Is another NHS scandal brewing?

Morecambe Bay report Image copyright PA

Lethal. Shocking. Unacceptable. Dysfunctional. Failures at every level. So said the report into maternity care at Cumbria's Furness General Hospital.

But as was pointed out repeatedly as the inquiry published its findings on Tuesday, the parallels with Stafford Hospital are chillingly similar. In fact, Health Secretary Jeremy Hunt went as far as calling it a "second" Stafford Hospital - albeit it on a smaller scale.

In both cases poor care was covered up by a culture of secrecy and intimidation, priorities seemed to have been distorted by the pursuit of foundation trust status and the wider NHS missed opportunities to deal with the problems at an earlier stage.

In both cases it led to unnecessary suffering - and it was left to patients to expose the truth. So can we be sure this is not happening elsewhere? It's a question that always gets asked when these reports are published - and the sad truth is that there can be no guarantees.

Dr Bill Kirkup, the chair of the Morecambe Bay Inquiry, named after the trust which ran the hospital, admitted as such. He said "there could be elements" of what he found happening elsewhere when pressed by journalists.


What was said about Stafford Hospital?

There has been several major investigations into Stafford Hospital, two of which have been chaired by barrister Sir Robert Francis.

The inquiries focused on care provided in A&E and several wards linked to the unit from 2005 to 2009. They the described the "unnecessary suffering" of patients who were left to crying out in pain and dehydrated from a lack of water. Data showed the number of deaths were between 400 and 1,200 above what would have been expected during the period.

The reports said there was a culture of "bullying" and "denial" where "appalling standards" were let go as managers pursued targets. But the finger of blame was pointed at the whole system, including regulators and the regional health authority.


Two things make this possible. The NHS is such a vast institution - it sees a million patients every 36 hours - that despite all the regulation and monitoring it is difficult to know what is going on everywhere.

Standards of care vary greatly across the country. But even within hospitals good and bad can exist side by side. This is a point Royal College of Nursing general secretary Peter Carter has made.

He visited Stafford Hospital before the problems came to light and praised the care being provided. But he hadn't seen the wards that would later become notorious for their substandard care. Afterwards, his explanation was that hospitals are a series of "micro-climates".

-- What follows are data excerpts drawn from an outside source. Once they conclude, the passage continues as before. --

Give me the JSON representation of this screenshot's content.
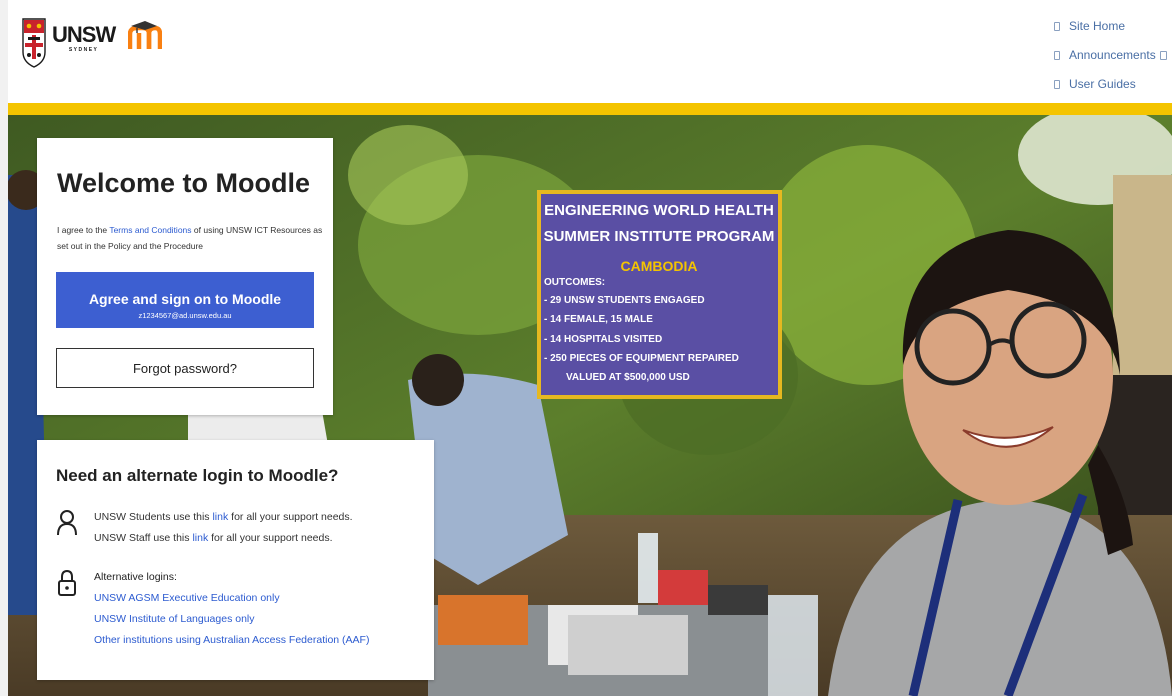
{
  "header": {
    "university_name": "UNSW",
    "university_city": "SYDNEY",
    "nav": [
      {
        "label": "Site Home"
      },
      {
        "label": "Announcements"
      },
      {
        "label": "User Guides"
      }
    ]
  },
  "colors": {
    "accent_yellow": "#f4c400",
    "primary_button": "#3d5fd1",
    "link": "#2c5bd0",
    "sign_background": "#5a4fa4",
    "sign_border": "#e6b820"
  },
  "login": {
    "title": "Welcome to Moodle",
    "agree_prefix": "I agree to the ",
    "terms_link": "Terms and Conditions",
    "agree_suffix": " of using UNSW ICT Resources as set out in the Policy and the Procedure",
    "agree_button": "Agree and sign on to Moodle",
    "account": "z1234567@ad.unsw.edu.au",
    "forgot_button": "Forgot password?"
  },
  "alternate": {
    "title": "Need an alternate login to Moodle?",
    "students_prefix": "UNSW Students use this ",
    "students_link": "link",
    "students_suffix": " for all your support needs.",
    "staff_prefix": "UNSW Staff use this ",
    "staff_link": "link",
    "staff_suffix": " for all your support needs.",
    "alt_heading": "Alternative logins:",
    "alt_links": [
      {
        "label": "UNSW AGSM Executive Education only"
      },
      {
        "label": "UNSW Institute of Languages only"
      },
      {
        "label": "Other institutions using Australian Access Federation (AAF)"
      }
    ]
  },
  "hero_sign": {
    "title_line1": "ENGINEERING WORLD HEALTH",
    "title_line2": "SUMMER INSTITUTE PROGRAM",
    "country": "CAMBODIA",
    "outcomes_label": "OUTCOMES:",
    "outcomes": [
      "- 29 UNSW STUDENTS ENGAGED",
      "- 14 FEMALE, 15 MALE",
      "- 14 HOSPITALS VISITED",
      "- 250 PIECES OF EQUIPMENT REPAIRED"
    ],
    "outcome_value": "VALUED AT $500,000 USD"
  },
  "icons": {
    "logo": "unsw-crest-icon",
    "moodle": "moodle-m-icon",
    "user": "user-icon",
    "lock": "lock-icon"
  }
}
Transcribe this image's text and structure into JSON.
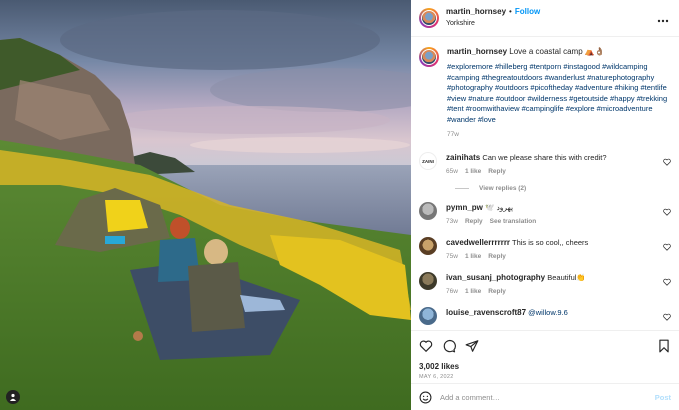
{
  "header": {
    "username": "martin_hornsey",
    "follow_label": "Follow",
    "location": "Yorkshire",
    "more_icon": "more-horizontal-icon"
  },
  "caption": {
    "username": "martin_hornsey",
    "text": "Love a coastal camp ⛺👌🏽",
    "hashtags": "#exploremore #hilleberg #tentporn #instagood #wildcamping #camping #thegreatoutdoors #wanderlust #naturephotography #photography #outdoors #picoftheday #adventure #hiking #tentlife #view #nature #outdoor #wilderness #getoutside #happy #trekking #tent #roomwithaview #campinglife #explore #microadventure #wander #love",
    "time": "77w"
  },
  "comments": [
    {
      "username": "zainihats",
      "text": "Can we please share this with credit?",
      "time": "65w",
      "likes": "1 like",
      "reply": "Reply",
      "view_replies": "View replies (2)"
    },
    {
      "username": "pymn_pw",
      "text": "🕊️ پهرود",
      "time": "73w",
      "reply": "Reply",
      "translate": "See translation"
    },
    {
      "username": "cavedwellerrrrrrr",
      "text": "This is so cool,, cheers",
      "time": "75w",
      "likes": "1 like",
      "reply": "Reply"
    },
    {
      "username": "ivan_susanj_photography",
      "text": "Beautiful👏",
      "time": "76w",
      "likes": "1 like",
      "reply": "Reply"
    },
    {
      "username": "louise_ravenscroft87",
      "text": "@willow.9.6"
    }
  ],
  "actions": {
    "likes": "3,002 likes",
    "date": "MAY 6, 2022"
  },
  "add_comment": {
    "placeholder": "Add a comment…",
    "post_label": "Post"
  },
  "colors": {
    "link": "#0095f6",
    "hashtag": "#00376b",
    "muted": "#8e8e8e"
  }
}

That certainly seems to be the case at Furness General Hospital where the midwives, who called themselves "the musketeers", created a situation where the maternity unit effectively became their fiefdom, while managers seemed so motivated by a desire to achieve foundation trust status that they "suppressed" the information they did have.

Image copyright PA
Image caption Ellis Warburton suffered oxygen starvation at birth at Furness General Hospital and died the following day

But, of course, it's impossible to keep everything quiet. What is perhaps equally shocking to the poor standards is the fact that people outside the hospital did know something was wrong, but it was never acted up on.

Why? The report lists in detail a series of missed opportunities by the North West Health Authority, Care Quality Commission and Parliamentary and Health Service Ombudsman to tackle the problems at an earlier stage.

This spanned a period when the structure of regulation and monitoring was changing. Some of this was part of the constant state of revolution the NHS finds itself in, but other changes were being made in light of the Stafford Hospital scandal.


What was said about Furness General Hospital?

Image copyright PA
Image caption The deaths happened over a four-month period in 2008

Tuesday's independent inquiry, chaired by former senior Department of Health official Dr Bill Kirkup, looked at maternity care from 2004 to 2013.

It said the unit was "dysfunctional" with "extremely poor" working relationships between staff. Midwives pursued normal childbirth "at any cost". This lethal mix led to the "unnecessary deaths" with 11 babies and one mother dying when different care would have saved their lives.

But the failures stretched all the way to the "headquarters of national bodies" with the Care Quality Commission, Parliamentary and Health Service Ombudsman and regional health authority missing opportunities.


With new people coming into post and new processes being introduced, intelligence on the problems brewing was not passed on nor acted on, particularly in 2009 the year after a cluster of five serious incidents.

After this there were another 10 deaths - six of which would have expected to be prevented. Errors such as these - the report lists seven - prompted Dr Kirkup to recommend that before future reorganisations are pursued the "cumulative impact" of them is properly assessed.

The only problem with that is the NHS has just under gone one of its biggest ever reorganisations with the dismantling of regional health authorities and primary care trusts. It begs the question: in a couple of years could we be in the same position we are now?